Wie Ligeti komponierte, so sprach er auch über Musik. Alles hing für ihn, der sich augenzwinkernd als "sorgfältig, umständlich und pedantisch" charakterisierte, mit allem zusammen. Andererseits lebte er immer wieder, und ganz besonders in seiner "Anti-Anti-Oper" "Le Grand Macabre" seine Vorliebe für grotesken, wahnwitzig absurden, rabenschwarzen Humor aus, bestimmt auch ein Nachhall der bitteren Erfahrungen unter dem Joch von gleich zwei Diktaturen. Doch wenn Ligeti erst einmal ins weitschweifige, ironisch eingefärbte Plaudern kam, über Ungarn, seine Plattensammlung, seine Ideen und schließlich mindestens noch einmal über Ungarn, dann spielte Zeit keine Rolle mehr. Die Stringenz kam, früher oder später, mit der Unübersichtlichkeit.
Hamburgs zeitweilige Ignoranz ihm gegenüber - er selbst nörgelte einmal, er sei hier, "im schalltoten Raum, sehr unberühmt und sehr unaufgeführt" gewesen - ist längst Vergangenheit. Schon zum 75. Geburtstag wurde der langjährige Kompositionsprofessor der Musikhochschule und Bachpreisträger mit einem mehrtägigen Konzertfestival der NDR-Reihe "das neue werk" gefeiert. Die "Zeit"-Stiftung gab bei Ligeti ein "Hamburgisches Hornkonzert" in Auftrag, und wann immer in den vergangenen Jahren Musik von ihm auf den örtlichen Spielplänen stand (zuletzt "Lontano" zur Eröffnung der Hamburger Ostertöne), stieß sie auf außerordentliches Interesse.

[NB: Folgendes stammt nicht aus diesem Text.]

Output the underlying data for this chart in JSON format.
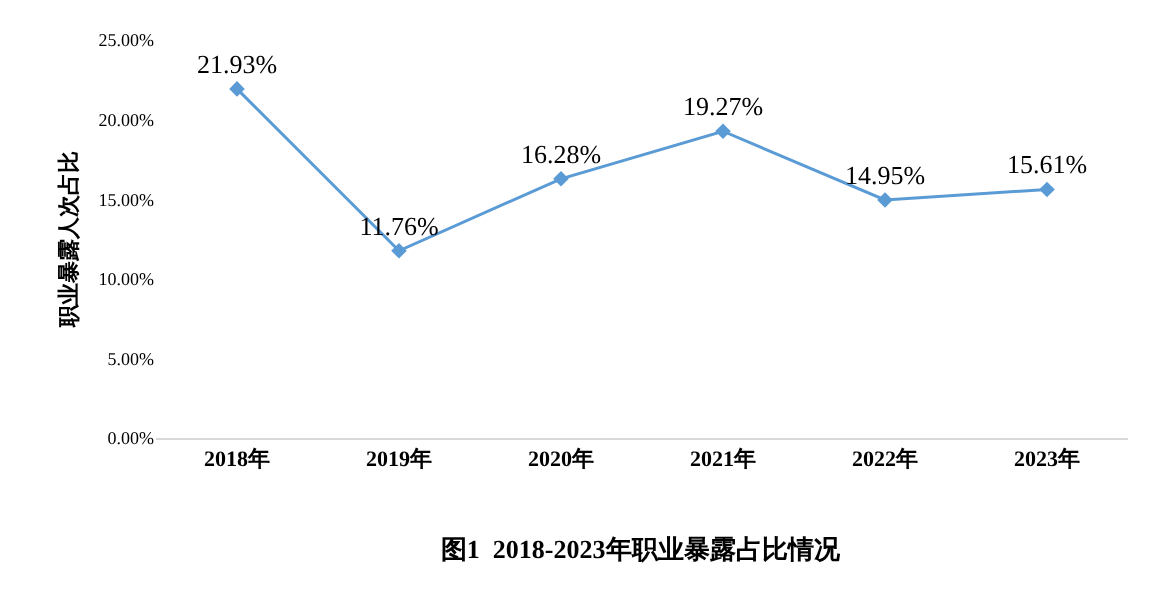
{
  "chart_data": {
    "type": "line",
    "title": "图1  2018-2023年职业暴露占比情况",
    "ylabel": "职业暴露人次占比",
    "categories": [
      "2018年",
      "2019年",
      "2020年",
      "2021年",
      "2022年",
      "2023年"
    ],
    "series": [
      {
        "color": "#5b9bd5",
        "values": [
          21.93,
          11.76,
          16.28,
          19.27,
          14.95,
          15.61
        ],
        "value_labels": [
          "21.93%",
          "11.76%",
          "16.28%",
          "19.27%",
          "14.95%",
          "15.61%"
        ]
      }
    ],
    "ylim": [
      0,
      25
    ],
    "yticks": [
      {
        "value": 0,
        "label": "0.00%"
      },
      {
        "value": 5,
        "label": "5.00%"
      },
      {
        "value": 10,
        "label": "10.00%"
      },
      {
        "value": 15,
        "label": "15.00%"
      },
      {
        "value": 20,
        "label": "20.00%"
      },
      {
        "value": 25,
        "label": "25.00%"
      }
    ],
    "grid": false,
    "legend": false,
    "marker": "diamond",
    "line_style": "solid"
  }
}
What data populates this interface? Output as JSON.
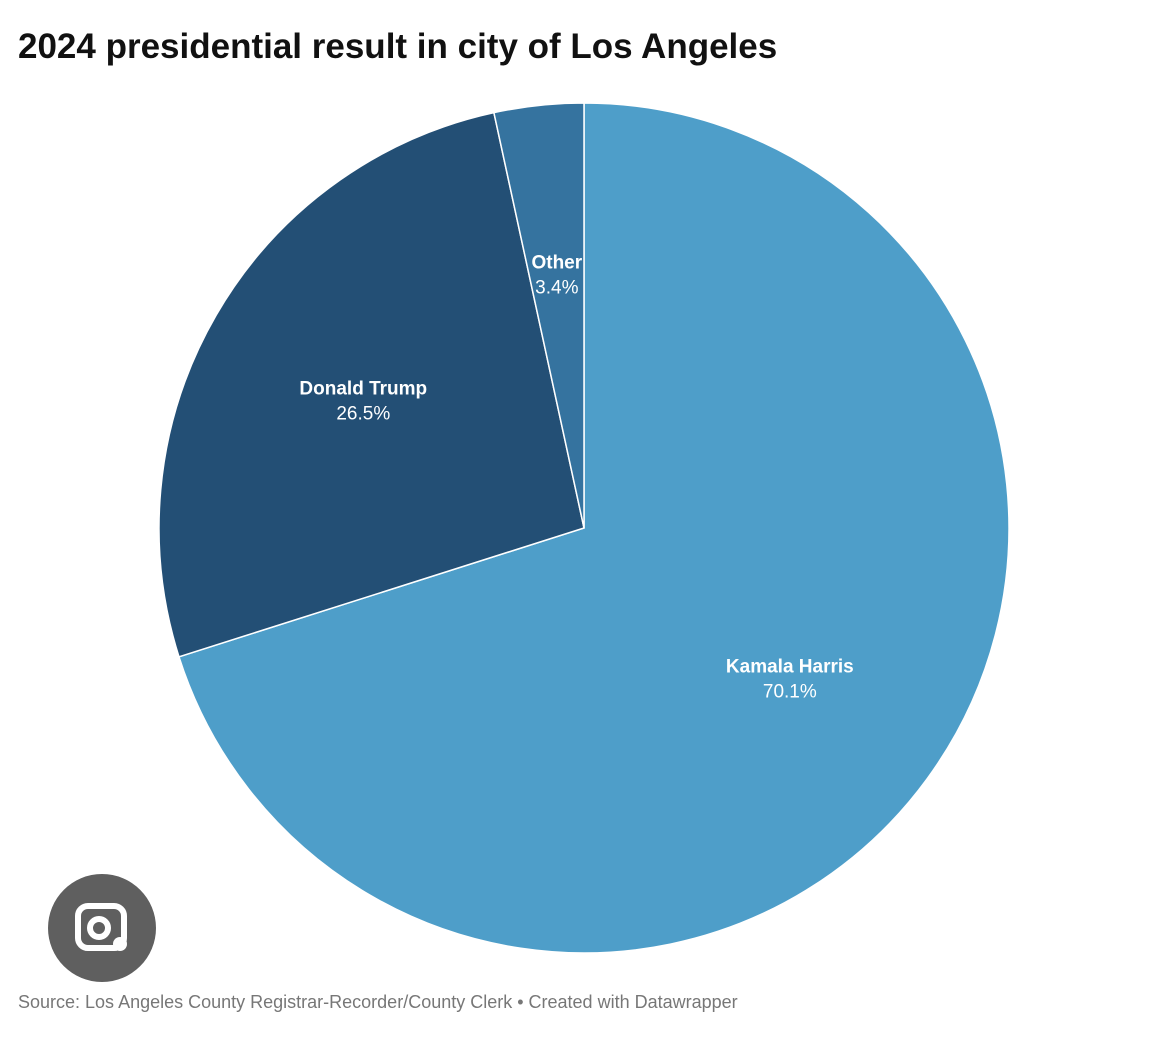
{
  "chart_data": {
    "type": "pie",
    "title": "2024 presidential result in city of Los Angeles",
    "categories": [
      "Kamala Harris",
      "Donald Trump",
      "Other"
    ],
    "values": [
      70.1,
      26.5,
      3.4
    ],
    "value_labels": [
      "70.1%",
      "26.5%",
      "3.4%"
    ],
    "colors": [
      "#4e9ec9",
      "#234f75",
      "#35739f"
    ],
    "source": "Source: Los Angeles County Registrar-Recorder/County Clerk • Created with Datawrapper"
  }
}
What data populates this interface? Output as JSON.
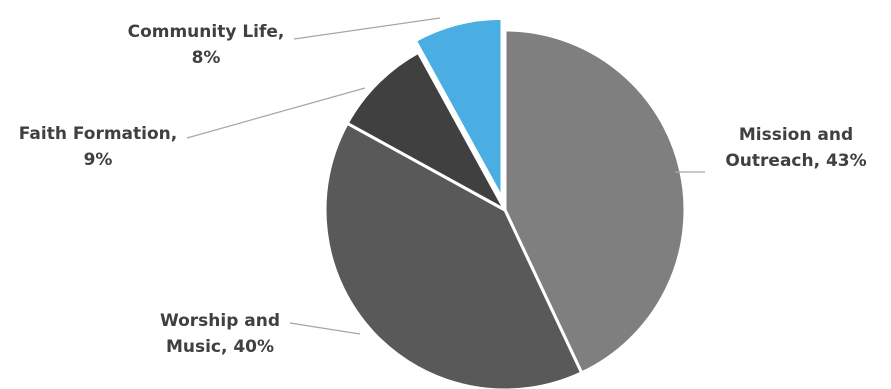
{
  "chart_data": {
    "type": "pie",
    "title": "",
    "start_angle_deg": 0,
    "direction": "clockwise",
    "slices": [
      {
        "name": "Mission and Outreach",
        "value": 43,
        "label_line1": "Mission and",
        "label_line2": "Outreach, 43%",
        "color": "#7f7f7f",
        "exploded": false
      },
      {
        "name": "Worship and Music",
        "value": 40,
        "label_line1": "Worship and",
        "label_line2": "Music, 40%",
        "color": "#595959",
        "exploded": false
      },
      {
        "name": "Faith Formation",
        "value": 9,
        "label_line1": "Faith Formation,",
        "label_line2": "9%",
        "color": "#404040",
        "exploded": false
      },
      {
        "name": "Community Life",
        "value": 8,
        "label_line1": "Community Life,",
        "label_line2": "8%",
        "color": "#4aaee2",
        "exploded": true
      }
    ],
    "legend": "none",
    "label_color": "#404040",
    "leader_line_color": "#a6a6a6"
  }
}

Erst im Alter machten viele große Ehrungen in aller Welt die Skepsis früherer Jahrzehnte wett. Man wußte endlich und bewunderte von ganzem Herzen, was man an Ligeti hatte, und auch, welches Maß an musikalischer Inspiration und ästhetischer Herausforderung man mit ihm als Vorbild verlieren würde. Er selbst blieb stets neugierig und offen für Abenteuer: So gab er 2001 in Berlin ein Konzert mit einem Pygmäenchor aus Zentralafrika, weil ihn die Komplexität dieser scheinbar archaischen Musik ungemein faszinierte.

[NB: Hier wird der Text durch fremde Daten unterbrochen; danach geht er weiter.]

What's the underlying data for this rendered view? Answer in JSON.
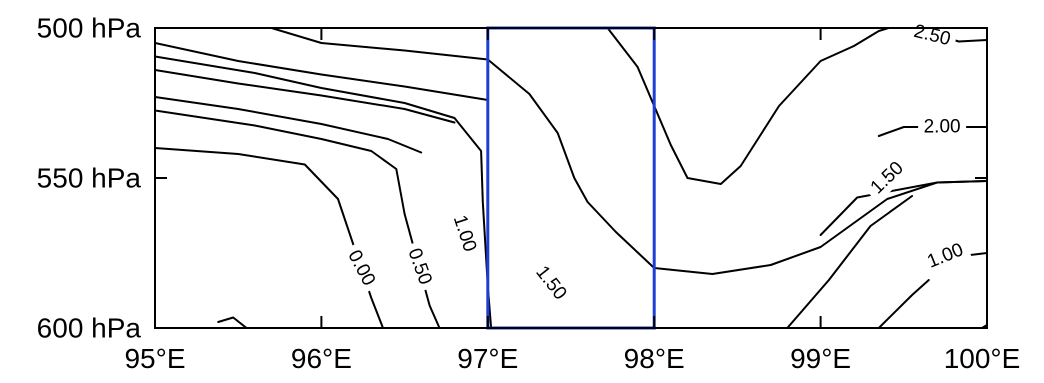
{
  "chart_data": {
    "type": "contour",
    "title": "",
    "xlabel": "",
    "ylabel": "",
    "xlim": [
      95,
      100
    ],
    "ylim": [
      600,
      500
    ],
    "x_ticks": [
      {
        "value": 95,
        "label": "95°E"
      },
      {
        "value": 96,
        "label": "96°E"
      },
      {
        "value": 97,
        "label": "97°E"
      },
      {
        "value": 98,
        "label": "98°E"
      },
      {
        "value": 99,
        "label": "99°E"
      },
      {
        "value": 100,
        "label": "100°E"
      }
    ],
    "y_ticks": [
      {
        "value": 500,
        "label": "500 hPa"
      },
      {
        "value": 550,
        "label": "550 hPa"
      },
      {
        "value": 600,
        "label": "600 hPa"
      }
    ],
    "highlight_box": {
      "x": [
        97,
        98
      ],
      "y": [
        500,
        600
      ],
      "color": "#1c3fd6"
    },
    "contours": [
      {
        "label": "",
        "points": [
          [
            95,
            505.0
          ],
          [
            95.5,
            511.0
          ],
          [
            96,
            515.5
          ],
          [
            96.5,
            519.5
          ],
          [
            97,
            524.0
          ]
        ]
      },
      {
        "label": "",
        "points": [
          [
            95,
            514.0
          ],
          [
            95.5,
            518.5
          ],
          [
            96,
            522.5
          ],
          [
            96.5,
            527.0
          ],
          [
            96.8,
            531.5
          ]
        ]
      },
      {
        "label": "",
        "points": [
          [
            95,
            523.0
          ],
          [
            95.5,
            527.0
          ],
          [
            96,
            532.0
          ],
          [
            96.4,
            537.0
          ],
          [
            96.6,
            541.5
          ]
        ]
      },
      {
        "label": "0.00",
        "label_at": {
          "x": 96.24,
          "y": 580
        },
        "label_rotation": 62,
        "points": [
          [
            95,
            540.0
          ],
          [
            95.5,
            542.0
          ],
          [
            95.9,
            545.5
          ],
          [
            96.1,
            557.0
          ],
          [
            96.3,
            590.0
          ],
          [
            96.37,
            600
          ]
        ]
      },
      {
        "label": "0.50",
        "label_at": {
          "x": 96.59,
          "y": 579.5
        },
        "label_rotation": 70,
        "points": [
          [
            95,
            527.5
          ],
          [
            95.6,
            532.5
          ],
          [
            96,
            537.0
          ],
          [
            96.3,
            541.0
          ],
          [
            96.45,
            547.0
          ],
          [
            96.5,
            562.0
          ],
          [
            96.65,
            592.5
          ],
          [
            96.71,
            600
          ]
        ]
      },
      {
        "label": "1.00",
        "label_at": {
          "x": 96.86,
          "y": 568.5
        },
        "label_rotation": 72,
        "points": [
          [
            95,
            509.5
          ],
          [
            95.6,
            515.0
          ],
          [
            96,
            520.0
          ],
          [
            96.5,
            525.0
          ],
          [
            96.8,
            530.0
          ],
          [
            96.96,
            541.0
          ],
          [
            96.97,
            558.0
          ],
          [
            97.0,
            586.0
          ],
          [
            97.02,
            600
          ]
        ]
      },
      {
        "label": "1.50",
        "label_at": {
          "x": 97.38,
          "y": 585
        },
        "label_rotation": 52,
        "points": [
          [
            95.7,
            500
          ],
          [
            96,
            505.0
          ],
          [
            96.5,
            507.5
          ],
          [
            97,
            510.5
          ],
          [
            97.25,
            522.0
          ],
          [
            97.42,
            535.0
          ],
          [
            97.52,
            550.0
          ],
          [
            97.6,
            558.0
          ],
          [
            97.77,
            568.0
          ],
          [
            98,
            580.0
          ],
          [
            98.35,
            582.0
          ],
          [
            98.7,
            579.0
          ],
          [
            99.0,
            573.0
          ],
          [
            99.2,
            565.0
          ],
          [
            99.4,
            557.0
          ],
          [
            99.7,
            551.5
          ],
          [
            100,
            551.0
          ]
        ]
      },
      {
        "label": "",
        "points": [
          [
            97.72,
            500
          ],
          [
            97.9,
            513.0
          ],
          [
            98.1,
            539.0
          ],
          [
            98.2,
            550.0
          ],
          [
            98.4,
            552.0
          ],
          [
            98.52,
            546.0
          ],
          [
            98.75,
            526.0
          ],
          [
            99,
            511.0
          ],
          [
            99.2,
            506.0
          ],
          [
            99.35,
            501.0
          ],
          [
            99.5,
            498.5
          ]
        ]
      },
      {
        "label": "2.50",
        "label_at": {
          "x": 99.67,
          "y": 502.5
        },
        "label_rotation": 14,
        "points": [
          [
            99.5,
            498.5
          ],
          [
            99.83,
            504.5
          ],
          [
            100,
            504.0
          ]
        ]
      },
      {
        "label": "2.00",
        "label_at": {
          "x": 99.73,
          "y": 533
        },
        "label_rotation": 0,
        "points": [
          [
            99.35,
            536.0
          ],
          [
            99.5,
            533.0
          ],
          [
            100,
            533.0
          ]
        ]
      },
      {
        "label": "1.50",
        "label_at": {
          "x": 99.4,
          "y": 550
        },
        "label_rotation": -44,
        "points": [
          [
            99.0,
            569.0
          ],
          [
            99.22,
            556.5
          ],
          [
            99.7,
            551.5
          ],
          [
            100,
            551.0
          ]
        ]
      },
      {
        "label": "1.00",
        "label_at": {
          "x": 99.75,
          "y": 576
        },
        "label_rotation": -22,
        "points": [
          [
            98.8,
            600
          ],
          [
            99.05,
            584.0
          ],
          [
            99.3,
            566.0
          ],
          [
            99.55,
            556.0
          ]
        ]
      },
      {
        "label": "",
        "points": [
          [
            99.35,
            600
          ],
          [
            99.55,
            589.0
          ],
          [
            99.65,
            584.0
          ]
        ]
      },
      {
        "label": "",
        "points": [
          [
            99.85,
            576.0
          ],
          [
            100,
            575.0
          ]
        ]
      },
      {
        "label": "",
        "points": [
          [
            99.97,
            600
          ],
          [
            100,
            599.0
          ]
        ]
      },
      {
        "label": "",
        "points": [
          [
            95.38,
            598.0
          ],
          [
            95.47,
            596.5
          ],
          [
            95.55,
            600
          ]
        ]
      }
    ]
  }
}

In einem "Zeit"-Interview erinnerte er sich: "Ich habe zu meinen Studenten immer gesagt: Macht, was ihr wollt, nur bitte komponiert nicht in meinem Stil!" Gestern ist der Klang-Kosmopolit György Ligeti, 83 Jahre alt, in seiner anderen Heimatstadt Wien nach langer, schwerer Krankheit gestorben.